She’s supposed to be a 2020 presidential juggernaut, but lately U.S. Sen. Elizabeth Warren’s campaign is stumbling along like a clunker.

Warren blundered her way through what should have been a softball interview with CNBC, raising the possibility she wanted to raise the top tax rate to 50 percent or higher.

“Here’s how I look at budgets and taxes,” Warren lectured. “A lot of people think they’re just numbers, they’re not. They are the expression of our values.”

Oh, pardon the rest of us for stupidly thinking that numbers are important in putting together budgets. All this time I’ve been budgeting for $100 a week in groceries. But now I realize I can spend whatever I want. Those $3 organic avocados are an “expression of my values.”

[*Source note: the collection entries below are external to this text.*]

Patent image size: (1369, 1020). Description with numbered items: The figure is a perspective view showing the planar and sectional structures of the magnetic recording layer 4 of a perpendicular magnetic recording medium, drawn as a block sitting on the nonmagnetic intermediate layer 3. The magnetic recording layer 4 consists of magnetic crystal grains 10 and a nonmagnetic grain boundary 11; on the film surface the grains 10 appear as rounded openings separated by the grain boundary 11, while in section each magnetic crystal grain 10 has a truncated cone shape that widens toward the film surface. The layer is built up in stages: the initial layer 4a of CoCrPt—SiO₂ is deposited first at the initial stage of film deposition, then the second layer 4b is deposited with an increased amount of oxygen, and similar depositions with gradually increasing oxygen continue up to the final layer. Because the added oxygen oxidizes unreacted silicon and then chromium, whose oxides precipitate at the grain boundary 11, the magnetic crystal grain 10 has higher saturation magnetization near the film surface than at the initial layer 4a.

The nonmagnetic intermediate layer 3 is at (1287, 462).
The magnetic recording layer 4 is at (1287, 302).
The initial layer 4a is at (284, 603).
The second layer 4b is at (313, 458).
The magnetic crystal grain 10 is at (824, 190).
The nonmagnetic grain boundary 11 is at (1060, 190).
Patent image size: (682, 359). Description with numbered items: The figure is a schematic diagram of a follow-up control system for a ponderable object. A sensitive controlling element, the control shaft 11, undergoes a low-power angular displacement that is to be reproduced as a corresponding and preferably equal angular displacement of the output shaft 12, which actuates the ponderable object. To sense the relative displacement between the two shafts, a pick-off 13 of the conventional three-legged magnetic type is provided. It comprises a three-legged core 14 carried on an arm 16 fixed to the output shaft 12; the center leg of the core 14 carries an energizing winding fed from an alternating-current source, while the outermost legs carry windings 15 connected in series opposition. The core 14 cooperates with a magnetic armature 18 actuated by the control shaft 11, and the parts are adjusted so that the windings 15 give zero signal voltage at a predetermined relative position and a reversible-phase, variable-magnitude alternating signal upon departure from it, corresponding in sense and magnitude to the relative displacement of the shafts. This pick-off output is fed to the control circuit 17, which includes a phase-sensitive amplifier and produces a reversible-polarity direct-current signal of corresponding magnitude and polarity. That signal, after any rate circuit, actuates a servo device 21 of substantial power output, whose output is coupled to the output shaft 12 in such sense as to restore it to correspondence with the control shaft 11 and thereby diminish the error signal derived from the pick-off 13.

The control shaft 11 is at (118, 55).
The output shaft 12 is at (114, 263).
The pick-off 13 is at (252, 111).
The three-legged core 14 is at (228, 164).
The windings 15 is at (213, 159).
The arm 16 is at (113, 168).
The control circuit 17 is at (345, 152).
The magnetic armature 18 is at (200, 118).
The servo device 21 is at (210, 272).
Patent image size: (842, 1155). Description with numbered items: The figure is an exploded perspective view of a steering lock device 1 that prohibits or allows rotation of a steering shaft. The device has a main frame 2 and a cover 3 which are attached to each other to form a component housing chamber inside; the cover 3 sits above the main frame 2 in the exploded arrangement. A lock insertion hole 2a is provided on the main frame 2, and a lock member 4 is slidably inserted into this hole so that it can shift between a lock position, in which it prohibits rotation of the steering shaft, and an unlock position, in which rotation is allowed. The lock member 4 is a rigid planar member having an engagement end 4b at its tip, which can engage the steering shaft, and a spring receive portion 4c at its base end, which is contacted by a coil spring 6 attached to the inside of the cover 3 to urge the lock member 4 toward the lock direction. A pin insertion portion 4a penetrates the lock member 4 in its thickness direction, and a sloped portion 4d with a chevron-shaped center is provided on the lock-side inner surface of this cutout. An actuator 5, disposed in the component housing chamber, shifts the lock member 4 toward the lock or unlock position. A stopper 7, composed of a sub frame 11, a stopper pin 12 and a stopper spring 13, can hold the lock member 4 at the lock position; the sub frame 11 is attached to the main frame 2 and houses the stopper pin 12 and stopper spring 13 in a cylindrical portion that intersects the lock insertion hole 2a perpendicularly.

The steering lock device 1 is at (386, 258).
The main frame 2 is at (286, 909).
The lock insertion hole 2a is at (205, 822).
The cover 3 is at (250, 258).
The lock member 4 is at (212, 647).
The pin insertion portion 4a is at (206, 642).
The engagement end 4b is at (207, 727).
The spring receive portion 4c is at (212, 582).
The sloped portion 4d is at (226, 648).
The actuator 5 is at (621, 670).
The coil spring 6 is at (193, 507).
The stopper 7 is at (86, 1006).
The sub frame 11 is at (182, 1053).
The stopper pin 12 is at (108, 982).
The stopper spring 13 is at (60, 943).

Warren was pressed on what would be too high for the top personal tax rate, and she once again deferred, saying “It’s not about a number.”

Host John Harwood tried to rescue her asking, “Is 50 percent obviously too high?” But Warren wouldn’t take the hint.

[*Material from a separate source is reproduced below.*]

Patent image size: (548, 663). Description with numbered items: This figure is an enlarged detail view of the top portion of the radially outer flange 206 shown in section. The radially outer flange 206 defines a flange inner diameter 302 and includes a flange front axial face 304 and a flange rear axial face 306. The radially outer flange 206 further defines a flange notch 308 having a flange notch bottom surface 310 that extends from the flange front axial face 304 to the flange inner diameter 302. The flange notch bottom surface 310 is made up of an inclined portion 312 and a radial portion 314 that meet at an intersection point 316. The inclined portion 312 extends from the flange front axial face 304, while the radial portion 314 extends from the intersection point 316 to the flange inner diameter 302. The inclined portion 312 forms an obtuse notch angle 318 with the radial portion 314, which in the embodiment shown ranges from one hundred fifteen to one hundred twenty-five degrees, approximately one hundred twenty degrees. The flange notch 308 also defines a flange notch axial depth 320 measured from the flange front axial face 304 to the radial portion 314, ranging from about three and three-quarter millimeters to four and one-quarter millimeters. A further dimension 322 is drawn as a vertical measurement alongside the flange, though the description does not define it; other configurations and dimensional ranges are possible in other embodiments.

“That’s why you sit down and you negotiate over the numbers,” she said.

Yikes. One more time.

“Do you feel … that it’s wrong for more than half of somebody’s marginal income to be taken?”

Here’s where Warren decided to venture into even more dangerous territory.

“Look, there was a time in a very prosperous America … an America in which working families were doing better generation after generation after generation, where the top marginal rate was well above 50 percent,” she said.

Harwood even tried to bail her out again, saying “It doesn’t strike you as obviously, ‘no, 90 percent, that’s ridiculous.’ ”

“Ninety percent, yes,” Warren replied.

Phew. So if Elizabeth Warren is president, she won’t push for a 90 percent tax rate. How reassuring.

This isn’t the first time Warren veered into super lefty socialist world. Just a few days ago, she claimed on another NBC network that the reason the unemployment rate was so low was because people were working “two, three or four jobs.”

This bit of lefty exaggeration ignores the fact that the rate of people working more than one job has stayed steady in recent years below 5 percent. But Warren is so anxious to peddle her propaganda that she is defying reality.

All this does not bode well for her White House hopes, or even for her hopes of cruising through her re-election race and trouncing her opponent.

Warren has clearly not been challenged very much recently, choosing to hold softball interviews or town halls on friendly turf like Great Barrington and the South End. That’s fine if she wants to settle for a comfortable re-election margin, but not if she wants to emerge as the No. 1 2020 contender.

Warren has to realize that everything she’s saying now will come back to haunt her, including that 50 percent or higher tax rate. Her conservative opposition is ready to pounce, and right now she’s giving them plenty of material.